Beberapa mata uang Asia mengalami pergerakan yang signifikan. Yuan China termasuk yang berkinerja lebih baik, naik 0,2% menjadi 7,1428 terhadap dolar setelah penetapan kurs tengah harian yang jauh lebih kuat dari People's Bank of China. Sementara itu, yen Jepang mengalami penguatan 0,3% dalam perdagangan yang menipis pada hari libur, setelah mengalami kerugian besar semalam ketika dolar pulih. Dolar Australia naik 0,2% setelah Gubernur Reserve Bank Michele Bullock menekankan peringatannya atas inflasi yang tinggi.
Baca: Harga Emas Naik Sedikit Di Perdagangan Asia Pada Hari Kamis (23/11)
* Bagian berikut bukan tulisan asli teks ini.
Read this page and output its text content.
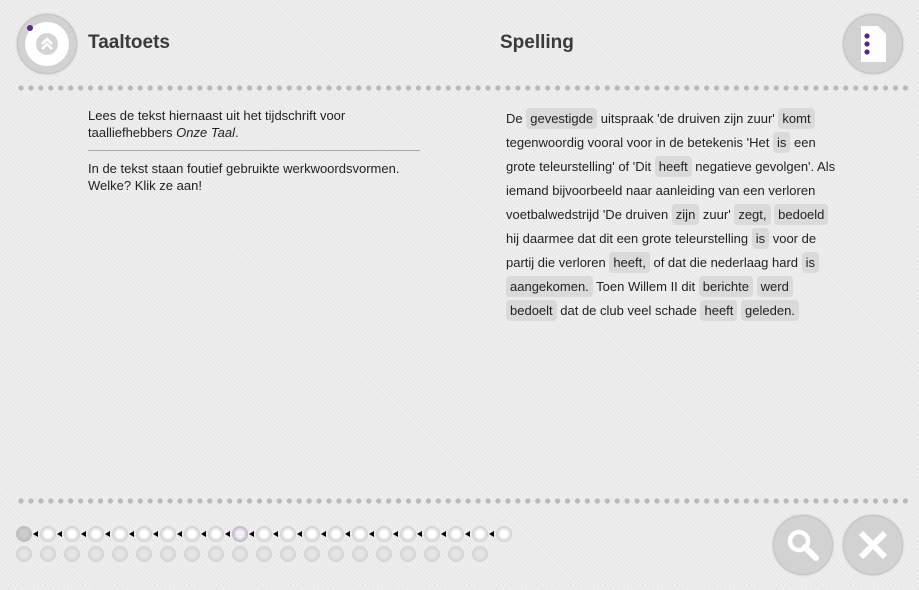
Taaltoets	Spelling

Lees de tekst hiernaast uit het tijdschrift voor taalliefhebbers Onze Taal.

In de tekst staan foutief gebruikte werkwoordsvormen. Welke? Klik ze aan!

De gevestigde uitspraak 'de druiven zijn zuur' komt tegenwoordig vooral voor in de betekenis 'Het is een grote teleurstelling' of 'Dit heeft negatieve gevolgen'. Als iemand bijvoorbeeld naar aanleiding van een verloren voetbalwedstrijd 'De druiven zijn zuur' zegt, bedoeld hij daarmee dat dit een grote teleurstelling is voor de partij die verloren heeft, of dat die nederlaag hard is aangekomen. Toen Willem II dit berichte werd bedoelt dat de club veel schade heeft geleden.
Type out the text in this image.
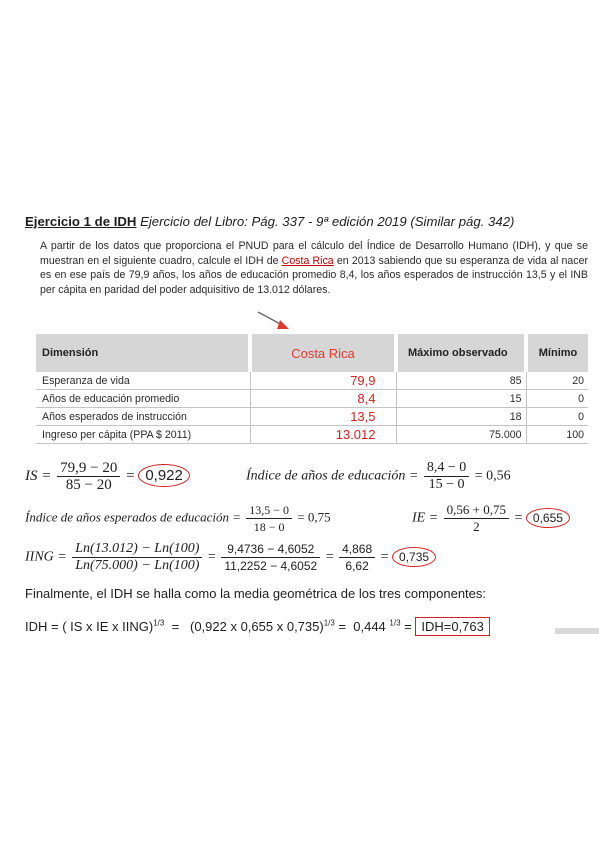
Ejercicio 1 de IDH Ejercicio del Libro: Pág. 337 - 9ª edición 2019 (Similar pág. 342)
A partir de los datos que proporciona el PNUD para el cálculo del Índice de Desarrollo Humano (IDH), y que se muestran en el siguiente cuadro, calcule el IDH de Costa Rica en 2013 sabiendo que su esperanza de vida al nacer es en ese país de 79,9 años, los años de educación promedio 8,4, los años esperados de instrucción 13,5 y el INB per cápita en paridad del poder adquisitivo de 13.012 dólares.
Dimensión	Costa Rica	Máximo observado	Mínimo
Esperanza de vida	79,9	85	20
Años de educación promedio	8,4	15	0
Años esperados de instrucción	13,5	18	0
Ingreso per cápita (PPA $ 2011)	13.012	75.000	100
IS = $\frac{79,9 - 20}{85 - 20} = 0,922$	Índice de años de educación = $\frac{8,4 - 0}{15 - 0} = 0,56$
Índice de años esperados de educación = $\frac{13,5 - 0}{18 - 0} = 0,75$	IE = $\frac{0,56 + 0,75}{2} = 0,655$
IING = $\frac{Ln(13.012) - Ln(100)}{Ln(75.000) - Ln(100)} = \frac{9,4736 - 4,6052}{11,2252 - 4,6052} = \frac{4,868}{6,62} = 0,735$
Finalmente, el IDH se halla como la media geométrica de los tres componentes:
IDH = ( IS x IE x IING)$^{1/3}$  =   (0,922 x 0,655 x 0,735)$^{1/3}$ =  0,444 $^{1/3}$ = IDH=0,763
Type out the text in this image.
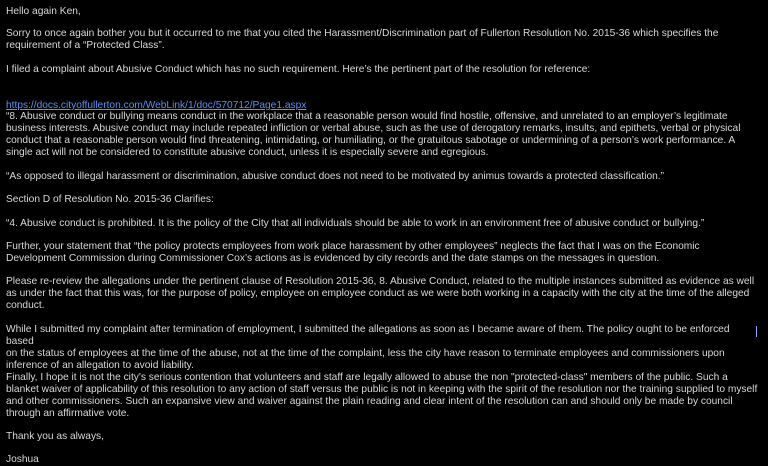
Hello again Ken,

Sorry to once again bother you but it occurred to me that you cited the Harassment/Discrimination part of Fullerton Resolution No. 2015-36 which specifies the
requirement of a “Protected Class”.

I filed a complaint about Abusive Conduct which has no such requirement. Here’s the pertinent part of the resolution for reference:

https://docs.cityoffullerton.com/WebLink/1/doc/570712/Page1.aspx

“8. Abusive conduct or bullying means conduct in the workplace that a reasonable person would find hostile, offensive, and unrelated to an employer’s legitimate
business interests. Abusive conduct may include repeated infliction or verbal abuse, such as the use of derogatory remarks, insults, and epithets, verbal or physical
conduct that a reasonable person would find threatening, intimidating, or humiliating, or the gratuitous sabotage or undermining of a person’s work performance. A
single act will not be considered to constitute abusive conduct, unless it is especially severe and egregious.

“As opposed to illegal harassment or discrimination, abusive conduct does not need to be motivated by animus towards a protected classification.”

Section D of Resolution No. 2015-36 Clarifies:

“4. Abusive conduct is prohibited. It is the policy of the City that all individuals should be able to work in an environment free of abusive conduct or bullying.”

Further, your statement that “the policy protects employees from work place harassment by other employees” neglects the fact that I was on the Economic
Development Commission during Commissioner Cox’s actions as is evidenced by city records and the date stamps on the messages in question.

Please re-review the allegations under the pertinent clause of Resolution 2015-36, 8. Abusive Conduct, related to the multiple instances submitted as evidence as well
as under the fact that this was, for the purpose of policy, employee on employee conduct as we were both working in a capacity with the city at the time of the alleged
conduct.

While I submitted my complaint after termination of employment, I submitted the allegations as soon as I became aware of them. The policy ought to be enforced based
on the status of employees at the time of the abuse, not at the time of the complaint, less the city have reason to terminate employees and commissioners upon
inference of an allegation to avoid liability.

Finally, I hope it is not the city's serious contention that volunteers and staff are legally allowed to abuse the non "protected-class" members of the public. Such a
blanket waiver of applicability of this resolution to any action of staff versus the public is not in keeping with the spirit of the resolution nor the training supplied to myself
and other commissioners. Such an expansive view and waiver against the plain reading and clear intent of the resolution can and should only be made by council
through an affirmative vote.

Thank you as always,

Joshua
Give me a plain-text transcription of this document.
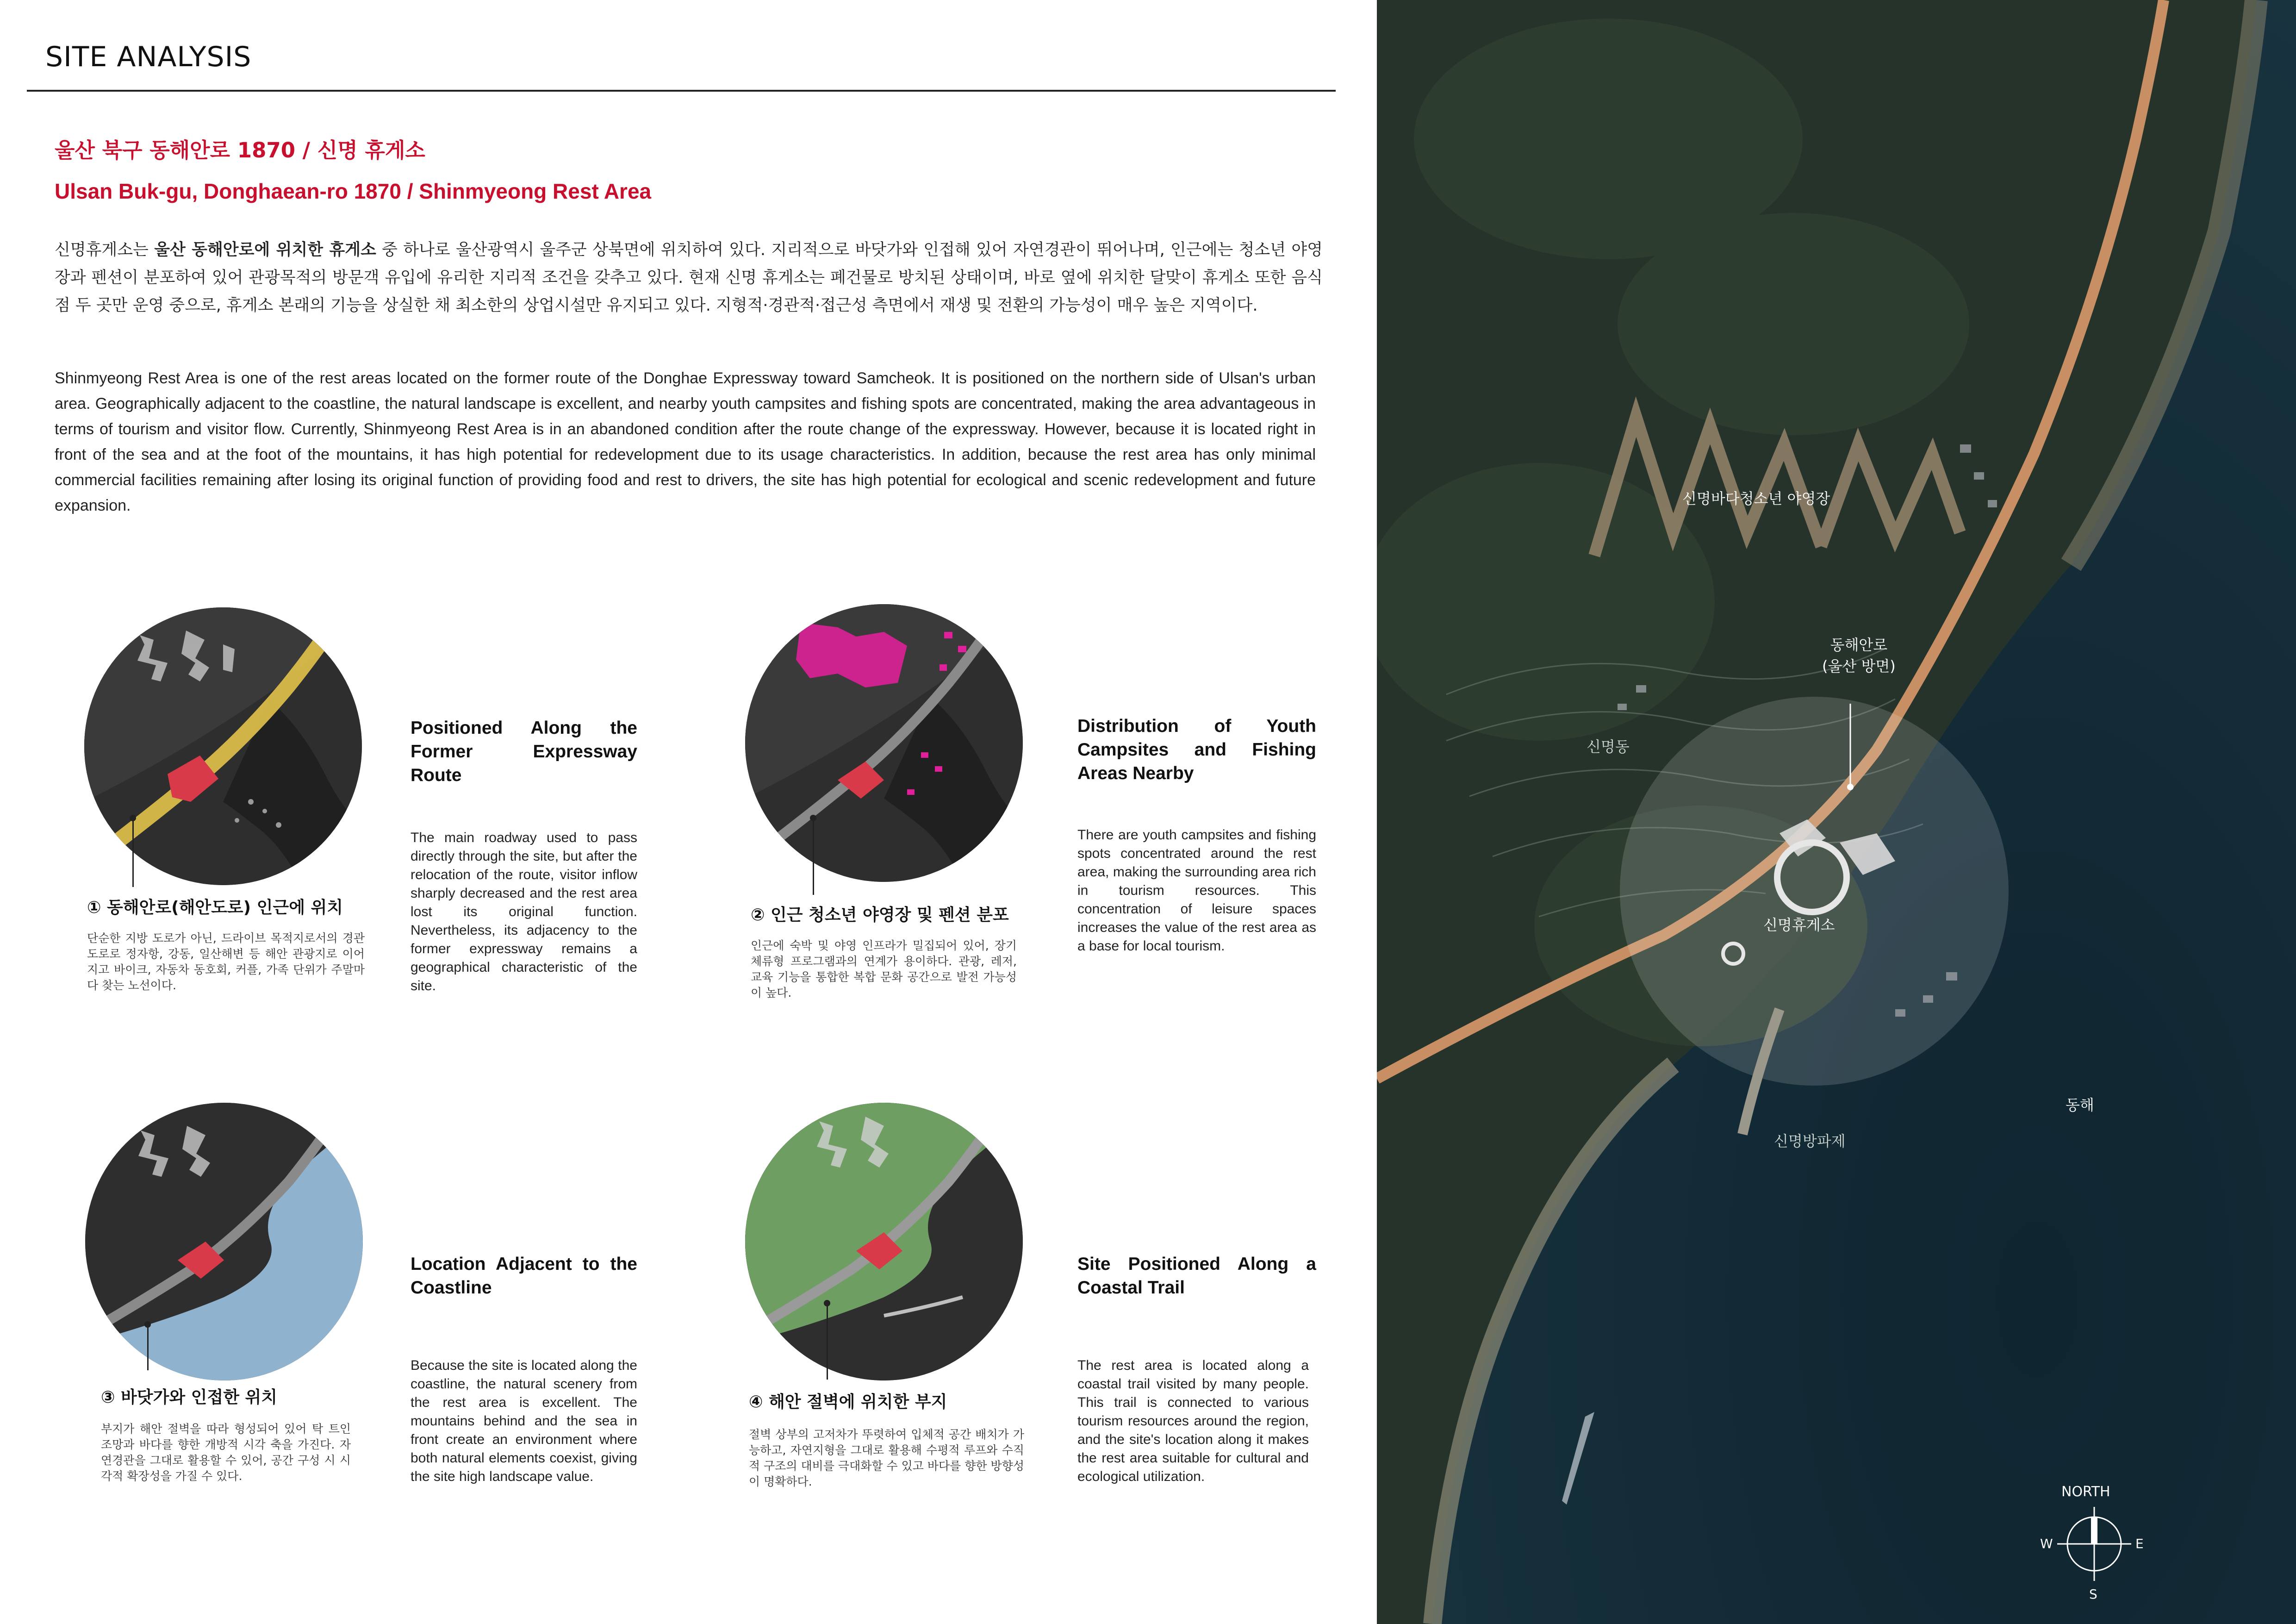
SITE ANALYSIS
울산 북구 동해안로 1870 / 신명 휴게소
Ulsan Buk-gu, Donghaean-ro 1870 / Shinmyeong Rest Area
신명휴게소는 울산 동해안로에 위치한 휴게소 중 하나로 울산광역시 울주군 상북면에 위치하여 있다. 지리적으로 바닷가와 인접해 있어 자연경관이 뛰어나며, 인근에는 청소년 야영장과 펜션이 분포하여 있어 관광목적의 방문객 유입에 유리한 지리적 조건을 갖추고 있다. 현재 신명 휴게소는 폐건물로 방치된 상태이며, 바로 옆에 위치한 달맞이 휴게소 또한 음식점 두 곳만 운영 중으로, 휴게소 본래의 기능을 상실한 채 최소한의 상업시설만 유지되고 있다. 지형적·경관적·접근성 측면에서 재생 및 전환의 가능성이 매우 높은 지역이다.
Shinmyeong Rest Area is one of the rest areas located on the former route of the Donghae Expressway toward Samcheok. It is positioned on the northern side of Ulsan's urban area. Geographically adjacent to the coastline, the natural landscape is excellent, and nearby youth campsites and fishing spots are concentrated, making the area advantageous in terms of tourism and visitor flow. Currently, Shinmyeong Rest Area is in an abandoned condition after the route change of the expressway. However, because it is located right in front of the sea and at the foot of the mountains, it has high potential for redevelopment due to its usage characteristics. In addition, because the rest area has only minimal commercial facilities remaining after losing its original function of providing food and rest to drivers, the site has high potential for ecological and scenic redevelopment and future expansion.
① 동해안로(해안도로) 인근에 위치
단순한 지방 도로가 아닌, 드라이브 목적지로서의 경관 도로로 정자항, 강동, 일산해변 등 해안 관광지로 이어지고 바이크, 자동차 동호회, 커플, 가족 단위가 주말마다 찾는 노선이다.
Positioned Along the Former Expressway Route
The main roadway used to pass directly through the site, but after the relocation of the route, visitor inflow sharply decreased and the rest area lost its original function. Nevertheless, its adjacency to the former expressway remains a geographical characteristic of the site.
② 인근 청소년 야영장 및 펜션 분포
인근에 숙박 및 야영 인프라가 밀집되어 있어, 장기 체류형 프로그램과의 연계가 용이하다. 관광, 레저, 교육 기능을 통합한 복합 문화 공간으로 발전 가능성이 높다.
Distribution of Youth Campsites and Fishing Areas Nearby
There are youth campsites and fishing spots concentrated around the rest area, making the surrounding area rich in tourism resources. This concentration of leisure spaces increases the value of the rest area as a base for local tourism.
③ 바닷가와 인접한 위치
부지가 해안 절벽을 따라 형성되어 있어 탁 트인 조망과 바다를 향한 개방적 시각 축을 가진다. 자연경관을 그대로 활용할 수 있어, 공간 구성 시 시각적 확장성을 가질 수 있다.
Location Adjacent to the Coastline
Because the site is located along the coastline, the natural scenery from the rest area is excellent. The mountains behind and the sea in front create an environment where both natural elements coexist, giving the site high landscape value.
④ 해안 절벽에 위치한 부지
절벽 상부의 고저차가 뚜렷하여 입체적 공간 배치가 가능하고, 자연지형을 그대로 활용해 수평적 루프와 수직적 구조의 대비를 극대화할 수 있고 바다를 향한 방향성이 명확하다.
Site Positioned Along a Coastal Trail
The rest area is located along a coastal trail visited by many people. This trail is connected to various tourism resources around the region, and the site's location along it makes the rest area suitable for cultural and ecological utilization.
신명바다청소년 야영장
동해안로
(울산 방면)
신명동
신명휴게소
동해
신명방파제
NORTH
W	E
S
Dalam konteks regional, mata uang Won Korea Selatan naik sedikit, sementara rupee India berada di sekitar rekor terendah. Rupee India mencapai rekor terendah 83,565 minggu ini akibat permintaan dolar yang konstan dari importir lokal, sebagian besar mengimbangi lemahnya greenback. Defisit perdagangan India yang besar telah menjadi titik tekanan utama bagi rupee, yang mencapai serangkaian rekor terendah terhadap dolar tahun ini.
Indeks dolar dan indeks dolar berjangka turun sekitar 0,2% di perdagangan Asia, tetapi menguat selama dua hari berturut-turut setelah data menunjukkan klaim pengangguran mingguan turun lebih sedikit dari yang diharapkan, mengindikasikan ketahanan di pasar tenaga kerja. Meskipun demikian, data tersebut dan sinyal yang agak hawkish dari notulen rapat Federal Reserve memunculkan ketidakpastian mengenai kapan bank sentral akan mulai memangkas suku bunga. Pemertahanan prospek suku bunga yang lebih tinggi oleh Fed untuk waktu yang lebih lama telah mempengaruhi ekspektasi pasar, dengan beberapa traders mengurangi harapan bahwa bank akan mulai memangkas suku bunga paling cepat pada Maret 2024. Meskipun demikian, sebagian traders masih berharap bahwa bank tersebut telah selesai menaikkan suku bunga, yang dapat memberikan dukungan untuk mata uang Asia.